The machine is physically configured as a cluster of 20, 24, 36, 128, or 192 CPU core SMP boards. Thirty-eight nodes have 2.5 GHz Intel 10-core Xeon Ivy Bridge processors and 128 gigabytes of memory. Twelve nodes have 2.1 GHz 18-core Broadwell processors and 128 GB of memory. One node has 2.1 GHz Skylake-SP processors and 6 TB of memory. Twenty-two nodes have 2.7 GHz 18-core Skylake-SP processors and 96 GB of memory. Thirteen nodes have 2.0 GHz 64-core Milan processors and 1 TB of memory. One node has a 2.3 GHz Intel 12-core Haswell processors and 128 gigabytes of memory. One node has 12-core 2.2 GHz Broadwell processors and 128 gigabytes of memory. The three login nodes are an 16-core virtual machines emulating Ivy Bridge, but running on Haswell hardware.
The DMC has 14 NVIDIA GPU (Graphic Processing Unit) chips. These are a combination of: one node with two Tesla P100 cards with 16 GB of memory, one node with four Volta V100 cards with 32 GB of memory, and two nodes with four Ampere A100 cards with 40 GB of memory. These multicore GPU chips are similar to those in video cards, but are installed as math coprocessors. This can give significant performance advantages for software that has been adapted to use these processors.

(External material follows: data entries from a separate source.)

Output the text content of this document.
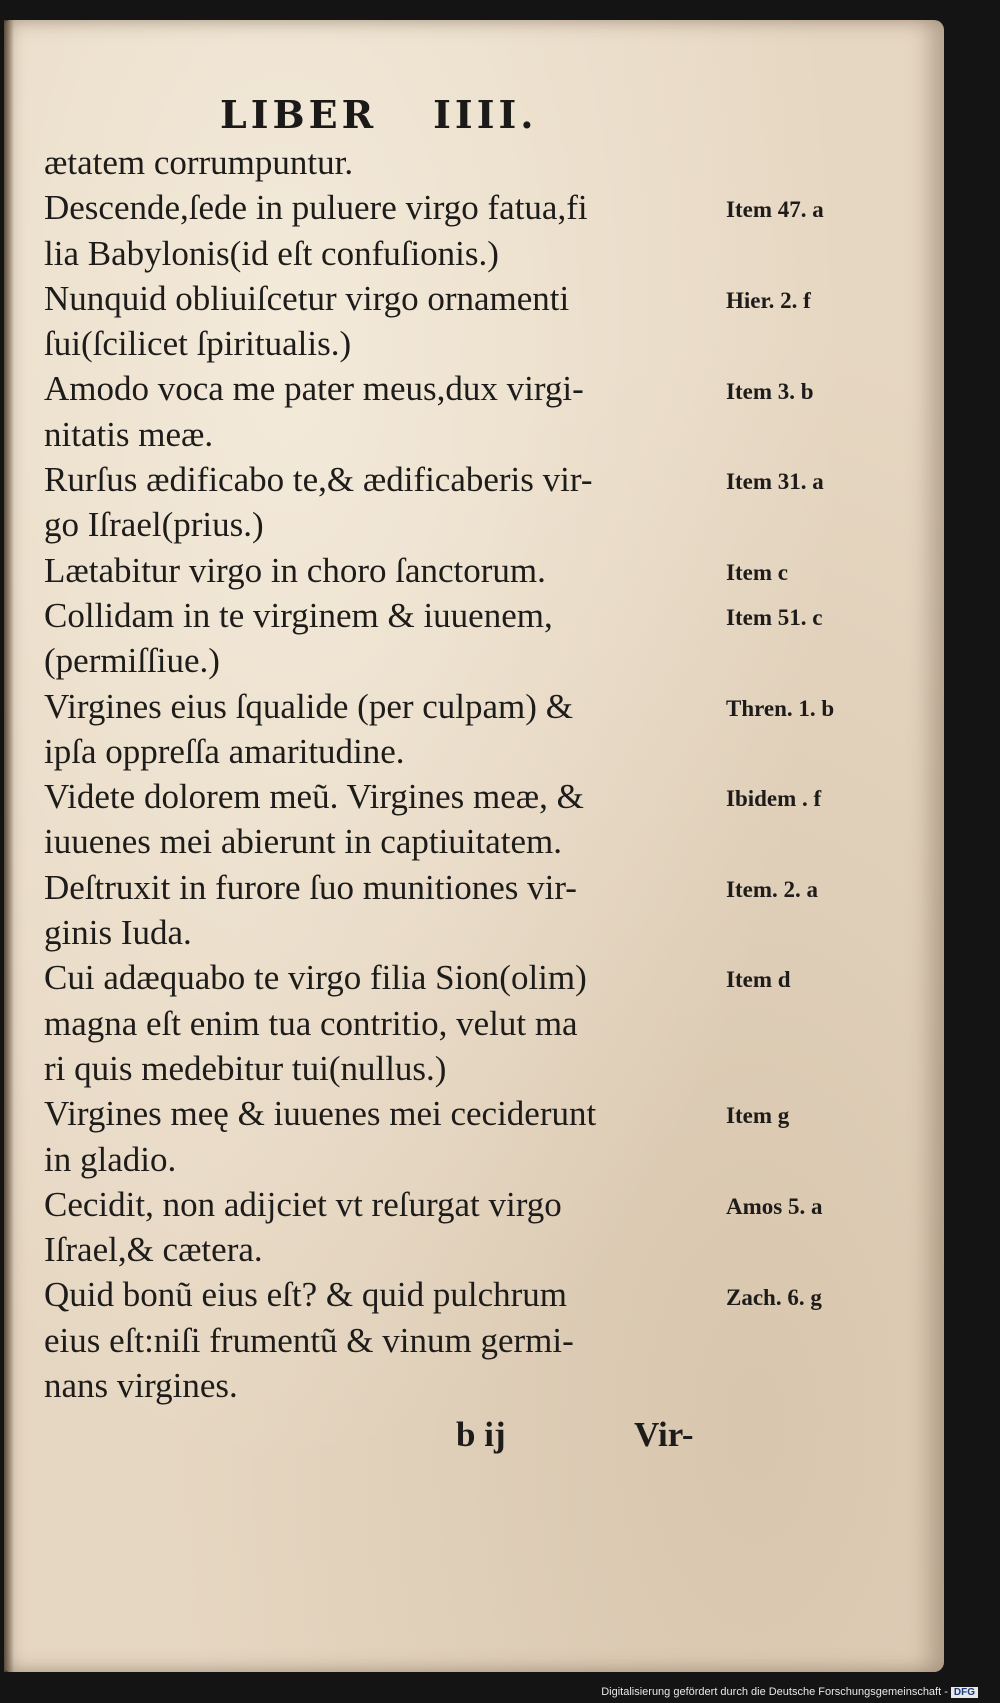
LIBER IIII.
ætatem corrumpuntur.
Descende,ſede in puluere virgo fatua,fi
lia Babylonis(id eſt confuſionis.)
Nunquid obliuiſcetur virgo ornamenti
ſui(ſcilicet ſpiritualis.)
Amodo voca me pater meus,dux virgi-
nitatis meæ.
Rurſus ædificabo te,& ædificaberis vir-
go Iſrael(prius.)
Lætabitur virgo in choro ſanctorum.
Collidam in te virginem & iuuenem,
(permiſſiue.)
Virgines eius ſqualide (per culpam) &
ipſa oppreſſa amaritudine.
Videte dolorem meũ. Virgines meæ, &
iuuenes mei abierunt in captiuitatem.
Deſtruxit in furore ſuo munitiones vir-
ginis Iuda.
Cui adæquabo te virgo filia Sion(olim)
magna eſt enim tua contritio, velut ma
ri quis medebitur tui(nullus.)
Virgines meę & iuuenes mei ceciderunt
in gladio.
Cecidit, non adijciet vt reſurgat virgo
Iſrael,& cætera.
Quid bonũ eius eſt? & quid pulchrum
eius eſt:niſi frumentũ & vinum germi-
nans virgines.
Item 47. a
Hier. 2. f
Item 3. b
Item 31. a
Item c
Item 51. c
Thren. 1. b
Ibidem . f
Item. 2. a
Item d
Item g
Amos 5. a
Zach. 6. g
b ij	Vir-
Digitalisierung gefördert durch die Deutsche Forschungsgemeinschaft - DFG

Thus the processing capacity of the DMC cluster is:
Conventional processing theoretical peak capacity - 237 TFLOPs
Single precision theoretical peak GPU capacity - 233 TFLOPs
Double precision theoretical peak GPU capacity - 117 TFLOPs
Total DMC capacity - 470 TFLOPs
The DMC has a 10 gbps connection to the internet via a firewall. Within the cluster, message passing and access to shared file system servers send traffic over an FDR InfiniBand network.
Home directory storage, applications, and shared data is on a parallel, shared, file system (currently BeeGFS). The home file system currently has 750 TB of usable disk space. A high performance, shared, scratch file system has a 92 TB capacity (currently Spectrum Scale).